Mme la présidente de la commission des finances m’a interrogé sur la réforme bancaire et sur les intentions de la Commission européenne. Ainsi que cela a été rappelé, la France a adopté une loi qui, sans porter atteinte au caractère universel de nos banques, sépare les activités les plus spéculatives du financement de l’économie.
Ce modèle nous semble un bon équilibre pour la France. D’autres, à l’instar de nos amis britanniques, peuvent prendre des dispositions différentes. Mais la Commission européenne doit proposer une législation qui tienne compte de la situation spécifique de chaque pays.

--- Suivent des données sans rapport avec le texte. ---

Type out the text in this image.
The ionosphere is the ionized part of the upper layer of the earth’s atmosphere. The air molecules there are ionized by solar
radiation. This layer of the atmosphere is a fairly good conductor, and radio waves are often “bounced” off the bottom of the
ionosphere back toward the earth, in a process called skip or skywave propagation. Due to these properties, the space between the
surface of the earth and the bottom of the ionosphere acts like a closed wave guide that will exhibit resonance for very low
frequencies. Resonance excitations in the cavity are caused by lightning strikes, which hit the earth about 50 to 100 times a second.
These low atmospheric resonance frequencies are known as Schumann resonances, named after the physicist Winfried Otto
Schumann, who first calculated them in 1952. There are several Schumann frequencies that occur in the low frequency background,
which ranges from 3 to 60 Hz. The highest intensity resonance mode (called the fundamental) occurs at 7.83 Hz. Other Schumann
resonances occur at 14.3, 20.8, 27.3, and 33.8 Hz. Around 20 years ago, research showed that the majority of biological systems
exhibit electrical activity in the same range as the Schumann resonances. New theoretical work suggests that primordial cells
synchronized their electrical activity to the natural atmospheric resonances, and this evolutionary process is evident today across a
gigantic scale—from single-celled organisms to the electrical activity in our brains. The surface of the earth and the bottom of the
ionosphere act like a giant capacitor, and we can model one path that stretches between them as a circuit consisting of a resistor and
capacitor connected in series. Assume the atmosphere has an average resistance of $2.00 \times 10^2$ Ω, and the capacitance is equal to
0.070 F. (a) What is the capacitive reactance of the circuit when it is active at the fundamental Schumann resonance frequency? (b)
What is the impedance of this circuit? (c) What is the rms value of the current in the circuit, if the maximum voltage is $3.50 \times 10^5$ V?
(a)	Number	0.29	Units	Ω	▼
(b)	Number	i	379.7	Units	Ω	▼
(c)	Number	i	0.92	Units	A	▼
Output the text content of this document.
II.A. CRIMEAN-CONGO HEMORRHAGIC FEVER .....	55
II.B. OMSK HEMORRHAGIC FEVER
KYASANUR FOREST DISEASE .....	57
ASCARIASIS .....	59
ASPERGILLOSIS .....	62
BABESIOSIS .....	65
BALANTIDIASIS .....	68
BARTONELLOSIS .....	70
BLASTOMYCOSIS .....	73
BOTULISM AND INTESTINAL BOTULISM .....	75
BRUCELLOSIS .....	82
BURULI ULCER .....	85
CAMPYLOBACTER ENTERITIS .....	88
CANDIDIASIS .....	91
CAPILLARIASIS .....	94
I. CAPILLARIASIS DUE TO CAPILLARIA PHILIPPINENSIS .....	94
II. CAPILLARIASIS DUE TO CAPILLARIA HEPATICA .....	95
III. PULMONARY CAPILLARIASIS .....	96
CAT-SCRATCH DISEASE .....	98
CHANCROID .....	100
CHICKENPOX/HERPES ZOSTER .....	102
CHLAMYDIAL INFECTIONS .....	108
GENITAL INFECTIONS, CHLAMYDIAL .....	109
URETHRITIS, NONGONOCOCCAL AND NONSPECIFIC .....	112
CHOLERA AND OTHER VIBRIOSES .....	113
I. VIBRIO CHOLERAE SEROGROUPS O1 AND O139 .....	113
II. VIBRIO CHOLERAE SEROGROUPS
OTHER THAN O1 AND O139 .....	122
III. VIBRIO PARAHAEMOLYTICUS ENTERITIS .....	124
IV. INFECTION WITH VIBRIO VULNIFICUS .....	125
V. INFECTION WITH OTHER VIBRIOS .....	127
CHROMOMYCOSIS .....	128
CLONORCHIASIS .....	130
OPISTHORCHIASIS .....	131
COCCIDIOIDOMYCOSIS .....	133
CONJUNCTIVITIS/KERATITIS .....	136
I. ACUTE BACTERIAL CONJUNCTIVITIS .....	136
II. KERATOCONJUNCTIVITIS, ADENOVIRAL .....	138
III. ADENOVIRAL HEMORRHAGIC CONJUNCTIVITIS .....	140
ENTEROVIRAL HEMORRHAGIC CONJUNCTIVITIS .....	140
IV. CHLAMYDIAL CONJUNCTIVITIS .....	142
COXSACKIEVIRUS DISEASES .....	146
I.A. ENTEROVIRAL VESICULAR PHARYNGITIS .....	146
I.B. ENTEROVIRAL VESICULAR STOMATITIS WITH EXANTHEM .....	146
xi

Je le rappelle, le système bancaire français vient de passer avec succès les stress tests de la Banque centrale européenne. Nos banques universelles, qui sont parmi les plus grands établissements européens, sont surveillées, capitalisées et gérées dans des conditions conformes à toutes les normes prudentielles, de Bâle III comme de Solvency II. La BCE les considère comme parfaitement solides.
Nous estimons donc que la Commission européenne doit revoir son projet initial. Elle publiera la semaine prochaine son programme de travail pour 2015. Elle mettra en avant de nombreuses autres priorités, que nous soutenons, comme l’union des marchés de capitaux ou l’harmonisation fiscale. La taxe sur les transactions financières est également une priorité à nos yeux, même si elle n’est mise en place que dans le cadre d’une coordination renforcée à onze pays, et non à vingt-huit.
La réforme bancaire à l’échelle européenne doit aboutir. Le pas le plus important a été fait avec la mise en œuvre de l’union bancaire, emportant le mécanisme et le fonds de résolution unique, qui a fait l’objet d’un vote de votre part. Un accord est d’ailleurs intervenu sur le sujet lors du conseil Ecofin cette semaine. Il ne serait donc absolument pas justifié qu’une directive sur la séparation des activités bancaires amène la France à reconsidérer sa législation ; celle que vous avez adoptée nous semble sûre.